The Taoiseach fixed Micheál and Gerry with a look which said: Let he who is without sin cast the first stone. Whereupon the Independent deputy Shane Ross got to his feet. The patchwork of Independents – it’s early days but they are managing to combine their talents well at the moment – is the only Opposition grouping which can face the Government down without inviting withering scorn about their past exploits.

“I have some sympathy with the Taoiseach when he receives abuse for the transgressions on the spoils of war from the quarters from which he has received it today. I find it difficult to take because I see those who are accusing him as being equally guilty of things of which they are now accusing the Taoiseach.”

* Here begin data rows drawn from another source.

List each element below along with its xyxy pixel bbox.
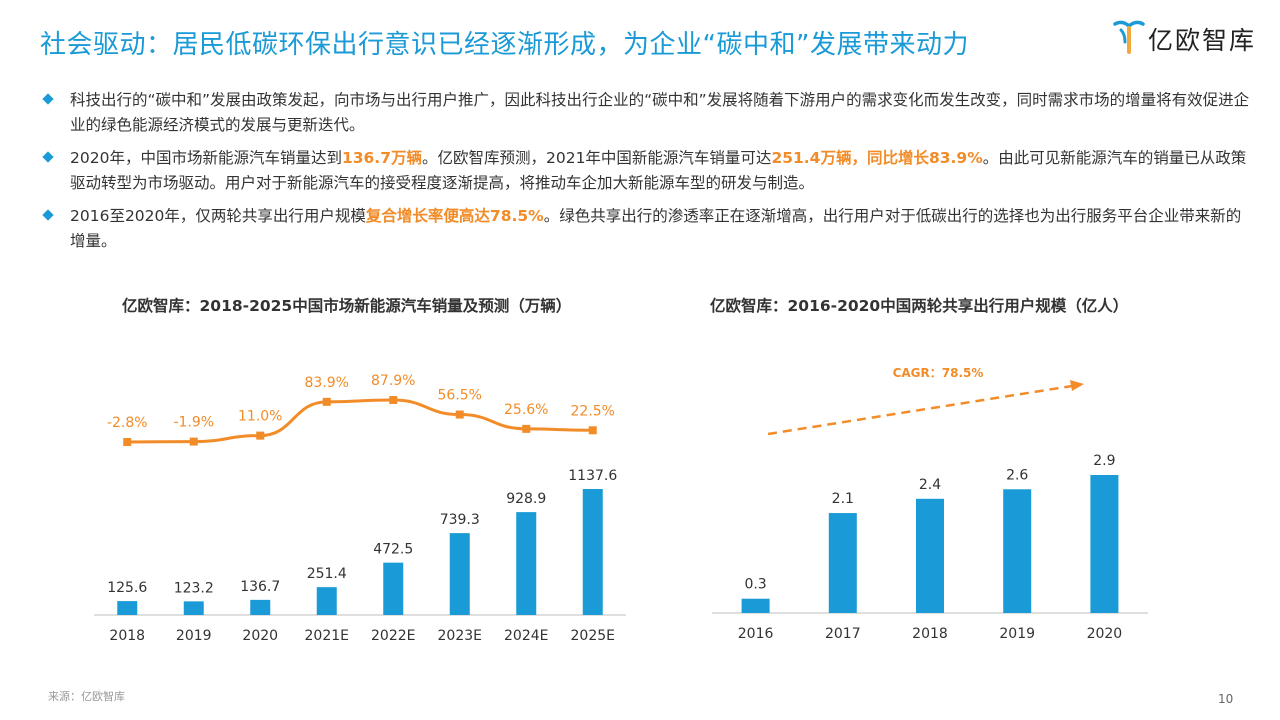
bullet-text: 科技出行的“碳中和”发展由政策发起，向市场与出行用户推广，因此科技出行企业的“碳…	[70, 91, 1250, 134]
growth-rate-point	[322, 397, 331, 406]
x-tick-label: 2016	[738, 626, 774, 642]
source-note: 来源：亿欧智库	[48, 690, 125, 703]
growth-rate-label: 22.5%	[571, 403, 615, 419]
ev-sales-chart: 125.6 2018 123.2 2019 136.7 2020 251.4 2021E 472…	[94, 373, 626, 644]
x-tick-label: 2023E	[438, 628, 482, 644]
bullet-item: 2020年，中国市场新能源汽车销量达到136.7万辆。亿欧智库预测，2021年中…	[40, 146, 1250, 196]
diamond-bullet-icon	[42, 151, 54, 163]
bar	[582, 489, 603, 615]
growth-rate-line	[127, 398, 593, 444]
bar-value-label: 1137.6	[568, 468, 617, 484]
bar	[449, 533, 470, 615]
bullet-text: 。绿色共享出行的渗透率正在逐渐增高，出行用户对于低碳出行的选择也为出行服务平台企…	[70, 207, 1242, 250]
logo: 亿欧智库	[1112, 18, 1262, 58]
growth-rate-label: 83.9%	[305, 375, 349, 391]
growth-rate-label: 25.6%	[504, 402, 548, 418]
diamond-bullet-icon	[42, 209, 54, 221]
bar-value-label: 2.1	[832, 491, 854, 507]
growth-rate-point	[389, 396, 398, 404]
bar-value-label: 123.2	[174, 580, 214, 596]
x-tick-label: 2024E	[504, 628, 548, 644]
bar	[383, 562, 404, 615]
bar	[516, 512, 537, 615]
x-tick-label: 2017	[825, 626, 861, 642]
growth-rate-label: 87.9%	[371, 373, 415, 389]
bar-value-label: 928.9	[506, 491, 546, 507]
cagr-arrow-head-icon	[1070, 380, 1084, 391]
growth-rate-point	[189, 437, 198, 446]
page-number: 10	[1218, 692, 1234, 706]
diamond-bullet-icon	[42, 93, 54, 105]
growth-rate-point	[522, 424, 531, 433]
bar-value-label: 472.5	[373, 542, 413, 558]
highlight-text: 251.4万辆，同比增长83.9%	[771, 149, 983, 167]
bullet-text: 2016至2020年，仅两轮共享出行用户规模	[70, 207, 366, 225]
growth-rate-point	[123, 438, 132, 446]
bullet-text: 。亿欧智库预测，2021年中国新能源汽车销量可达	[421, 149, 772, 167]
bar-value-label: 136.7	[240, 579, 280, 595]
page-title: 社会驱动：居民低碳环保出行意识已经逐渐形成，为企业“碳中和”发展带来动力	[40, 30, 969, 60]
chart-title-ev-sales: 亿欧智库：2018-2025中国市场新能源汽车销量及预测（万辆）	[122, 297, 572, 315]
highlight-text: 复合增长率便高达78.5%	[365, 207, 544, 225]
x-tick-label: 2021E	[305, 628, 349, 644]
bar	[741, 598, 770, 613]
growth-rate-point	[455, 410, 464, 419]
x-tick-label: 2019	[176, 628, 212, 644]
bullet-item: 科技出行的“碳中和”发展由政策发起，向市场与出行用户推广，因此科技出行企业的“碳…	[40, 88, 1250, 138]
x-tick-label: 2019	[999, 626, 1035, 642]
bar	[117, 601, 138, 615]
bar-value-label: 2.6	[1006, 467, 1028, 483]
bullet-item: 2016至2020年，仅两轮共享出行用户规模复合增长率便高达78.5%。绿色共享…	[40, 204, 1250, 254]
bar	[1003, 489, 1032, 613]
growth-rate-point	[588, 426, 597, 435]
logo-mark-icon	[1113, 20, 1145, 54]
bar	[250, 599, 271, 615]
bullet-list: 科技出行的“碳中和”发展由政策发起，向市场与出行用户推广，因此科技出行企业的“碳…	[40, 88, 1250, 262]
chart-title-bike-sharing: 亿欧智库：2016-2020中国两轮共享出行用户规模（亿人）	[710, 297, 1129, 315]
x-tick-label: 2022E	[371, 628, 415, 644]
bar	[828, 513, 857, 613]
growth-rate-label: 11.0%	[238, 409, 282, 425]
x-tick-label: 2025E	[571, 628, 615, 644]
bar-value-label: 739.3	[440, 512, 480, 528]
highlight-text: 136.7万辆	[341, 149, 422, 167]
logo-text: 亿欧智库	[1148, 26, 1257, 55]
bar-value-label: 0.3	[744, 577, 766, 593]
bar	[183, 601, 204, 615]
bullet-text: 2020年，中国市场新能源汽车销量达到	[70, 149, 342, 167]
cagr-arrow-line	[767, 384, 1073, 436]
bar	[916, 498, 944, 613]
x-tick-label: 2018	[109, 628, 145, 644]
cagr-annotation: CAGR：78.5%	[893, 366, 984, 380]
growth-rate-point	[256, 431, 265, 440]
bike-sharing-chart: 0.3 2016 2.1 2017 2.4 2018 2.6 2019 2.9 2020 CAGR：…	[712, 366, 1148, 642]
bar	[1090, 475, 1119, 613]
bullet-text: 。由此可见新能源汽车的销量已从政策驱动转型为市场驱动。用户对于新能源汽车的接受程…	[70, 149, 1247, 192]
growth-rate-label: -2.8%	[107, 415, 148, 431]
growth-rate-label: 56.5%	[438, 388, 482, 404]
bar-value-label: 125.6	[107, 580, 147, 596]
x-tick-label: 2018	[912, 626, 948, 642]
bar-value-label: 251.4	[307, 566, 347, 582]
x-tick-label: 2020	[242, 628, 278, 644]
bar-value-label: 2.9	[1093, 453, 1115, 469]
growth-rate-label: -1.9%	[173, 415, 214, 431]
x-tick-label: 2020	[1087, 626, 1123, 642]
bar-value-label: 2.4	[919, 477, 941, 493]
bar	[316, 587, 337, 615]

Now was Enda’s chance to attone for culture of cronyism which has afflicted Irish politics for the last 14 years. He urged him to make a start by reversing the appointments to State boards made by Fianna Fáil in the dying days of their administration.

“I commend Deputy Ross on his comments” said Enda, cementing Shane’s position as the Independents’ rudder of the right.

The Moriarty debate will continue next week, but in the Davenport, Michael Lowry was breaking his silence.

Speaking from his boudoir – “there were one-on-one sessions and a few threesomes”, explained one hack upon his return – Lowry told how he was the victim of one judge’s opinion.

He is considering his legal options and appeared to have retained the services of that august legal firm, Messrs Sickened, Saddened and Smeared. Denis O’Brien has engaged their services too.